La SAS Le pompon a été immatriculée au registre du commerce et des sociétés le 15 mars 2025.
Par acte sous seing privé non daté, M. [M] s’est porté caution solidaire au profit du bailleur en renonçant aux bénéfices de discussion et de division de M. [Y], Mme [P] et de la société Compagnie financière Azimi agissant pour le compte de la société Bar le pompon en cours d’immatriculation sans limite de montant et pour une durée de 15 années à compter de la prise d’effet du bail et s’est engagé à satisfaire à toutes les obligations du locataire résultant du contrat de location et à garantir le bailleur du paiement des loyers éventuellement indexé/révisé, du dépôt de garantie, des charges définies comme locatives aux termes du bail, des dégradations et réparations à la charge du locataire, des impôts et taxes, des pénalités, des intérêts de retard, des indemnités d’occupation, des montant de condamnations et tous frais éventuels de procédure auxquels pourrait être tenue le locataire et de manière générale de toute somme due au bailleur en vertu du contrat de location et de ses suites, dans la limité de la durée déterminée.

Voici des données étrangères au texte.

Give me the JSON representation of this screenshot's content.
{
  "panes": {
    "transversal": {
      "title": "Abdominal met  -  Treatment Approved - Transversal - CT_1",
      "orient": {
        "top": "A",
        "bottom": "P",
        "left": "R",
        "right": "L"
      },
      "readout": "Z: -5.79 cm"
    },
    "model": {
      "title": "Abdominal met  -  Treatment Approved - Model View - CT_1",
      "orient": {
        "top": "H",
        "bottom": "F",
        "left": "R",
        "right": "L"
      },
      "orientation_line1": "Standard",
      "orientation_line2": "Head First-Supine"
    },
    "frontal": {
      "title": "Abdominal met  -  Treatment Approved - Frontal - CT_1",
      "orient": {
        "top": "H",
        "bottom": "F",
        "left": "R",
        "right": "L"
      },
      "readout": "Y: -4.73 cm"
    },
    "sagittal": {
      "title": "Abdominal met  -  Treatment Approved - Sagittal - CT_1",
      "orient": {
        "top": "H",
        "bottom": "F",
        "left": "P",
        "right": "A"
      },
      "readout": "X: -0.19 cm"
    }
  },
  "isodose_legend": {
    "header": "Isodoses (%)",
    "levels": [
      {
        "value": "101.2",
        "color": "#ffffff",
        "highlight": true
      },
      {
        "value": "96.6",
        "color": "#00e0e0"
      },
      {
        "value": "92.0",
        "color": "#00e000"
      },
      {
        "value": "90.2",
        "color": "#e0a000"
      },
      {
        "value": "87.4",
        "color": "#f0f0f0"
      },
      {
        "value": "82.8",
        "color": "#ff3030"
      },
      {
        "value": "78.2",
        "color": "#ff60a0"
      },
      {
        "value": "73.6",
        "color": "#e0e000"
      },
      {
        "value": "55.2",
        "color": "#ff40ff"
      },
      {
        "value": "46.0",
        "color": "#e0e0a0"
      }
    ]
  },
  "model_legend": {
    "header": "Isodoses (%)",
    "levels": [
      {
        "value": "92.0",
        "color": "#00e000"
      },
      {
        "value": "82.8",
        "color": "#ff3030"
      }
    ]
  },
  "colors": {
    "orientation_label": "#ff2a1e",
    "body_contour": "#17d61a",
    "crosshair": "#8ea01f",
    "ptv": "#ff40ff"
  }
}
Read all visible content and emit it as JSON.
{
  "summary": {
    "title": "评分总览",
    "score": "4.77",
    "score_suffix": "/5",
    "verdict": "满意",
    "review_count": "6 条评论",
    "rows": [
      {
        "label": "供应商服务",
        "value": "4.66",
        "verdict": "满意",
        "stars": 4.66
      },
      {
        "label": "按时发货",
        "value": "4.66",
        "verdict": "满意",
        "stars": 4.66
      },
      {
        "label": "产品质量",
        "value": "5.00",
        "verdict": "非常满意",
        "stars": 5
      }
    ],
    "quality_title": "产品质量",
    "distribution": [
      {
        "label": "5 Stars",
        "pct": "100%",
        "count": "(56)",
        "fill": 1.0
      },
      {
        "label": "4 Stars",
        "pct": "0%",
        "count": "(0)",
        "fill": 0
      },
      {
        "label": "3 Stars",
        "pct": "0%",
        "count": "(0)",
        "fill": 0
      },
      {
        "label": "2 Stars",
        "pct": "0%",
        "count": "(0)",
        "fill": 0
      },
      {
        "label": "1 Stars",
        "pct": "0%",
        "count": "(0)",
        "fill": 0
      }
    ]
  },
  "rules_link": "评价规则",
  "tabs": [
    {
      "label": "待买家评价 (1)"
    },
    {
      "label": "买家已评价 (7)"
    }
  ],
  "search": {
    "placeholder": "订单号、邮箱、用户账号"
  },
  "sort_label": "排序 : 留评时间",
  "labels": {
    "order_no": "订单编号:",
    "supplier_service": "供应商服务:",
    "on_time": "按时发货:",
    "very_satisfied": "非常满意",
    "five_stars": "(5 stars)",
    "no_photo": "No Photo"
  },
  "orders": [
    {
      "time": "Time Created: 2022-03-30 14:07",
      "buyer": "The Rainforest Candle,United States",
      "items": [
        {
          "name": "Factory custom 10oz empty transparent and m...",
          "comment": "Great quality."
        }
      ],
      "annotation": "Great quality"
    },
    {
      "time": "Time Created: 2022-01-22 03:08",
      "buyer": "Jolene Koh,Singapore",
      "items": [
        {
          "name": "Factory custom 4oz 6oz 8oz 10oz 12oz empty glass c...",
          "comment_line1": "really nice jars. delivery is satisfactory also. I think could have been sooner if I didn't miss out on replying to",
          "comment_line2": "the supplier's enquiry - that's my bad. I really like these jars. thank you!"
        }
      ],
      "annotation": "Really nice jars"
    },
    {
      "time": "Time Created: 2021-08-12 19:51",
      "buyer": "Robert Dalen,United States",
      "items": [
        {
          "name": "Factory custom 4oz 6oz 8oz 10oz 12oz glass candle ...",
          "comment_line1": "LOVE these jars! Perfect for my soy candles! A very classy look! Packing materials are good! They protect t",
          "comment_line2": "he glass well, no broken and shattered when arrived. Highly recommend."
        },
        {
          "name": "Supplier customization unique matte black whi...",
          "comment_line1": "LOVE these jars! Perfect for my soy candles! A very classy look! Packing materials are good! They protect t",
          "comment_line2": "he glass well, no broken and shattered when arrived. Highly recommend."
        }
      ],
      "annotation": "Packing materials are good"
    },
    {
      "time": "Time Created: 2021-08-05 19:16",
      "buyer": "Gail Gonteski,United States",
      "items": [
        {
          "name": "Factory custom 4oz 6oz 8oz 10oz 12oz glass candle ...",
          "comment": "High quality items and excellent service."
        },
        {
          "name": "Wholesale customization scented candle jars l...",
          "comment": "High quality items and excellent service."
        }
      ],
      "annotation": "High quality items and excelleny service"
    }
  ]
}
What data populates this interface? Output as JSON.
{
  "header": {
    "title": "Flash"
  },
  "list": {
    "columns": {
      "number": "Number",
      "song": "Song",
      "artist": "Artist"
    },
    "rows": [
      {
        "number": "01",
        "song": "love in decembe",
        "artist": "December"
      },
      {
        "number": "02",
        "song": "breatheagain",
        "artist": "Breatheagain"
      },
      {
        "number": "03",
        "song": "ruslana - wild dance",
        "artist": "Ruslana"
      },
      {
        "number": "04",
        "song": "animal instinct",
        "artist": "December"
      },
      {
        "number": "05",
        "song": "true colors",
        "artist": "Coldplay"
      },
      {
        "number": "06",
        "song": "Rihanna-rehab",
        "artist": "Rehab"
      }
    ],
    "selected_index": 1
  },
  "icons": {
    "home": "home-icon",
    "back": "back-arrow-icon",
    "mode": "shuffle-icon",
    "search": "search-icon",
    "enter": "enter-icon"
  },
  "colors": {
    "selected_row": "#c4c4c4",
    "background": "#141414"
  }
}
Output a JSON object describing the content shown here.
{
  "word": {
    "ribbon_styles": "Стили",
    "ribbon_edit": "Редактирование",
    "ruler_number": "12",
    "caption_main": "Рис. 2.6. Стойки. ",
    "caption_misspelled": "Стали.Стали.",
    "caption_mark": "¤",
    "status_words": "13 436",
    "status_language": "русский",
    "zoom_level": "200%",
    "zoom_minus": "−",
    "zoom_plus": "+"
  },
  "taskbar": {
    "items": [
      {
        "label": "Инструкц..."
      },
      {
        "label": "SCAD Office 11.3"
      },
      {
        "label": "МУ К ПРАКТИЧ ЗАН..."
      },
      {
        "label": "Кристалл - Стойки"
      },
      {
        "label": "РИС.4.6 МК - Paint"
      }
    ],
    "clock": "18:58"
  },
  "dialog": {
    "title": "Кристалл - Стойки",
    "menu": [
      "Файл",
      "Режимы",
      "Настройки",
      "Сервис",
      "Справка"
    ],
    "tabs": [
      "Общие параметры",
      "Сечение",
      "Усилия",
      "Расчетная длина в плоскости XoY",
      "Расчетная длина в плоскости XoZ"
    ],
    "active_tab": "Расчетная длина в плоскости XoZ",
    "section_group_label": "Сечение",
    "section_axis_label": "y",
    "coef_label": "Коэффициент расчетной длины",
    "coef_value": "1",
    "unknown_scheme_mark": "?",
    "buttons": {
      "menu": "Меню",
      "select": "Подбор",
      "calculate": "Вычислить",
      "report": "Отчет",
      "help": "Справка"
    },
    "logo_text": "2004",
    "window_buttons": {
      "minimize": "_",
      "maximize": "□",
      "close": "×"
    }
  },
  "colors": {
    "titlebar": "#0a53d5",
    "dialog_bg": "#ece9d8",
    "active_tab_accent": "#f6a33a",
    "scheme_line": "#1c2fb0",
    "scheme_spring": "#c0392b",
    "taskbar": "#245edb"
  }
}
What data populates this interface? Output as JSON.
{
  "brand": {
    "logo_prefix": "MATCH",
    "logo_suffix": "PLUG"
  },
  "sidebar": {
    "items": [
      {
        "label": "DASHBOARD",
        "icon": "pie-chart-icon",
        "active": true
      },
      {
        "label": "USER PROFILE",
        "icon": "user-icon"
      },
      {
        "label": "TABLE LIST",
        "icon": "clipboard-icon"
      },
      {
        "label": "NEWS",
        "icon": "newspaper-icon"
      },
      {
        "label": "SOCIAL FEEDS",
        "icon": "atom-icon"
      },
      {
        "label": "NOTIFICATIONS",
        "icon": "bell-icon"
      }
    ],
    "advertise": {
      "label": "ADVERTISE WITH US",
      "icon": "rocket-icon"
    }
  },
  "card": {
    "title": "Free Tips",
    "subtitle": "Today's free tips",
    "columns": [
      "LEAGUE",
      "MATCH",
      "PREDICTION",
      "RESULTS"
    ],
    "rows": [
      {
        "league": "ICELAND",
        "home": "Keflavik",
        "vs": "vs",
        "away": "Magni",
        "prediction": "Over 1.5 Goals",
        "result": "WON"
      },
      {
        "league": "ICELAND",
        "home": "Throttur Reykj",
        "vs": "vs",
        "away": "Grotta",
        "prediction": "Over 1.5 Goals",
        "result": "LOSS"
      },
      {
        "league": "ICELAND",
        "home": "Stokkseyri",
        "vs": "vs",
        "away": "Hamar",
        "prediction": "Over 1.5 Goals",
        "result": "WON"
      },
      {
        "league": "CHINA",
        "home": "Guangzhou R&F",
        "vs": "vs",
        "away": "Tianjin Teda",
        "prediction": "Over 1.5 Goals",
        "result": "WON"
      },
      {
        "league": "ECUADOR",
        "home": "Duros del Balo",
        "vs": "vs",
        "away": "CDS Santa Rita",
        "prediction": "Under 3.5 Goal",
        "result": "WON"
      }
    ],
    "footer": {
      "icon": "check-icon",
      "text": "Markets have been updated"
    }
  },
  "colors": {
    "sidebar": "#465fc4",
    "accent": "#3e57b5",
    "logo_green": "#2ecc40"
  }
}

Par jugement en date du 21 octobre 2024, le tribunal de commerce de Paris a placé en redressement judiciaire la société CIG development et a désigné en qualité d’administrateurs judiciaires la SCP [C]-Rousselet, prise en la personne de Me [C] et la SELARL 2M et associés, prise en la personne Me [W], et en qualité de mandataires judiciaires la société B.T.S.G, prise en la personne de Me [H] et la SELAFA M. J.A., prise en la personne de Me [V].
Des loyers étant demeurés impayés, la société CIG development a fait délivrer à la SAS Le pompon, par acte de commissaire de justice en date du 17 avril 2025, un commandement de payer visant la clause résolutoire portant sur une somme en principal de 7.235, 71 euros au titre des arriérés de loyers et charges suivant décompte arrêté au 1er avril 2025.
Se prévalant de l’acquisition de la clause résolutoire stipulée au contrat de bail, la société CIG development, la SCP [C]-Rousselet, prise en la personne de Me [C] et la SELARL 2M et associés, prise en la personne Me [W], en leur qualité d’administrateurs judiciaires, la société B.T.S.G prise en la personne de Me [H] et la SELAFA M. J.A., prise en la personne de Me [V] en leur qualité de mandataires judiciaires (ci-après, les « sociétés demanderesses ») ont, par actes de commissaire de justice en date des 13 et 19 novembre 2025, fait assigner la SAS Le pompon et M. [M] devant le président du tribunal judiciaire, statuant en référé, aux fins de voir, au visa des articles 835, alinéa 2, du code de procédures civiles, 1103 et 1104 du code civil :
« A titre principal,
JUGER que la société LE POMPON demeurait redevable au 17 avril 2025, date de signification du commandement de payer visant la clause résolutoire de plein droit, d’un arriéré de SEPT MILLE QUATRE CENT DEUX EUROS ET SOIXANTE SIX CENTIMES (7 402,66 €)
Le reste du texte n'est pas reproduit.